On Friday, White House physician Sean Conley announced President Trump had begun yet another experimental course of treatment for covid-19 with REGN-COV2, an antibody “cocktail” that has been used in trials with fewer than 1,000 patients and have not received emergency use authorization from the FDA.
It should come as no surprise then that Trump golfs with the company’s CEO and as recently as 2017 held Regeneron stock. But it also appears that the president, a person who just cannot stop tweeting about his anti-abortion agenda in the twilight stretch of the presidential race, is taking a drug that was developed through research that used a common cell cultured decades ago from an aborted fetus, by a company that embraces stem cell research—both practices considered at odds with the anti-abortion agenda, and one of which has been broadly rejected by Trump’s federal advisory committee on taxpayer-funded research.
How interesting that supposedly ironclad convictions can disappear in a moment of mortal crisis.
Last year, the Trump administration halted research using fetal tissue obtained from elective abortions, a regulation that has stymied work on coronavirus vaccines and therapies. In one notable instance this March, a senior immunologist at the National Institutes of Health was prevented from researching the virus after appealing to the administration several times. In August, an administration task force stocked with opponents of human fetal tissue research rejected 14 out of 15 research proposals. Scientists and state attorneys general have appealed to the administration to reverse this ban, arguing that working with fetal tissue—the “gold standard” for many studies—would more quickly and effectively allow coronavirus research to advance.
So far, the administration has not budged on its rules around the use of fetal tissue, and while anti-abortion legislators have urged the president to similarly discontinue the use of embryonic stem cell research, under the pretense that an embryo is basically a fetus, that research venue remains intact. Regeneron’s public position is that it uses a “wide variety of research tools,” including stem cells, to develop its products, which it has noted “adheres to federal and state laws and regulations.”

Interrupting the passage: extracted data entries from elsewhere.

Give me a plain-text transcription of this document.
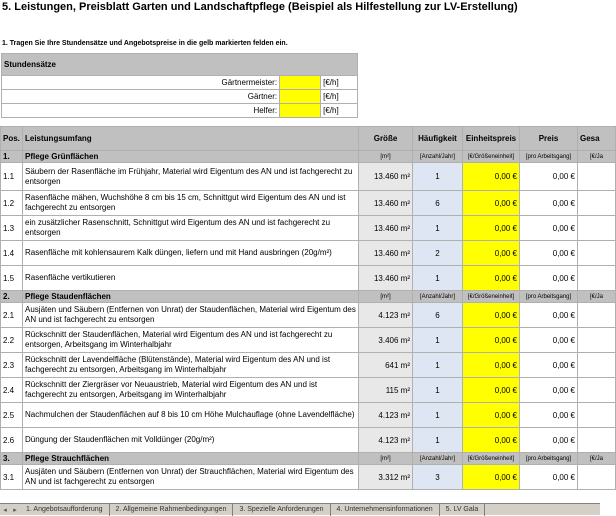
5. Leistungen, Preisblatt Garten und Landschaftpflege (Beispiel als Hilfestellung zur LV-Erstellung)
1. Tragen Sie Ihre Stundensätze und Angebotspreise in die gelb markierten felden ein.
Stundensätze		
Gärtnermeister:		[€/h]
Gärtner:		[€/h]
Helfer:		[€/h]
Pos.	Leistungsumfang	Größe	Häufigkeit	Einheitspreis	Preis	Gesa
1.	Pflege Grünflächen	[m²]	[Anzahl/Jahr]	[€/Größeneinheit]	[pro Arbeitsgang]	[€/Ja
1.1	Säubern der Rasenfläche im Frühjahr, Material wird Eigentum des AN und ist fachgerecht zu entsorgen	13.460 m²	1	0,00 €	0,00 €	
1.2	Rasenfläche mähen, Wuchshöhe 8 cm bis 15 cm, Schnittgut wird Eigentum des AN und ist fachgerecht zu entsorgen	13.460 m²	6	0,00 €	0,00 €	
1.3	ein zusätzlicher Rasenschnitt, Schnittgut wird Eigentum des AN und ist fachgerecht zu entsorgen	13.460 m²	1	0,00 €	0,00 €	
1.4	Rasenfläche mit kohlensaurem Kalk düngen, liefern und mit Hand ausbringen (20g/m²)	13.460 m²	2	0,00 €	0,00 €	
1.5	Rasenfläche vertikutieren	13.460 m²	1	0,00 €	0,00 €	
2.	Pflege Staudenflächen	[m²]	[Anzahl/Jahr]	[€/Größeneinheit]	[pro Arbeitsgang]	[€/Ja
2.1	Ausjäten und Säubern (Entfernen von Unrat) der Staudenflächen, Material wird Eigentum des AN und ist fachgerecht zu entsorgen	4.123 m²	6	0,00 €	0,00 €	
2.2	Rückschnitt der Staudenflächen, Material wird Eigentum des AN und ist fachgerecht zu entsorgen, Arbeitsgang im Winterhalbjahr	3.406 m²	1	0,00 €	0,00 €	
2.3	Rückschnitt der Lavendelfläche (Blütenstände), Material wird Eigentum des AN und ist fachgerecht zu entsorgen, Arbeitsgang im Winterhalbjahr	641 m²	1	0,00 €	0,00 €	
2.4	Rückschnitt der Ziergräser vor Neuaustrieb, Material wird Eigentum des AN und ist fachgerecht zu entsorgen, Arbeitsgang im Winterhalbjahr	115 m²	1	0,00 €	0,00 €	
2.5	Nachmulchen der Staudenflächen auf 8 bis 10 cm Höhe Mulchauflage (ohne Lavendelfläche)	4.123 m²	1	0,00 €	0,00 €	
2.6	Düngung der Staudenflächen mit Volldünger (20g/m²)	4.123 m²	1	0,00 €	0,00 €	
3.	Pflege Strauchflächen	[m²]	[Anzahl/Jahr]	[€/Größeneinheit]	[pro Arbeitsgang]	[€/Ja
3.1	Ausjäten und Säubern (Entfernen von Unrat) der Strauchflächen, Material wird Eigentum des AN und ist fachgerecht zu entsorgen	3.312 m²	3	0,00 €	0,00 €	
◂ ▸	1. Angebotsaufforderung	2. Allgemeine Rahmenbedingungen	3. Spezielle Anforderungen	4. Unternehmensinformationen	5. LV Gala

But it also, according to supplementary material released by researchers in Science, “briefly” used a derivative of a common cell line called HEK 293 in the development of the therapy that would eventually be administered to Trump—cells originally cultured from an aborted fetus in the ‘70s in the Netherlands. HEK 293 has been used widely for decades in research and industry and enjoys the occasional controversy when, for instance, the Christian media discovers it might have been used in the development of a candy bar or diet soda. Most recently, it has become a focal point for pro-life opposition to some coronavirus vaccines.
As of Monday, the president continued to receive intravenous Remdisivir, the steroid Dexamethasone, and at least six other medicines and supplements, according to his doctors. He has not yet tried hydroxychloroquine, the immunosuppressant he touted as a “game changer” before ordering 66 million doses in June.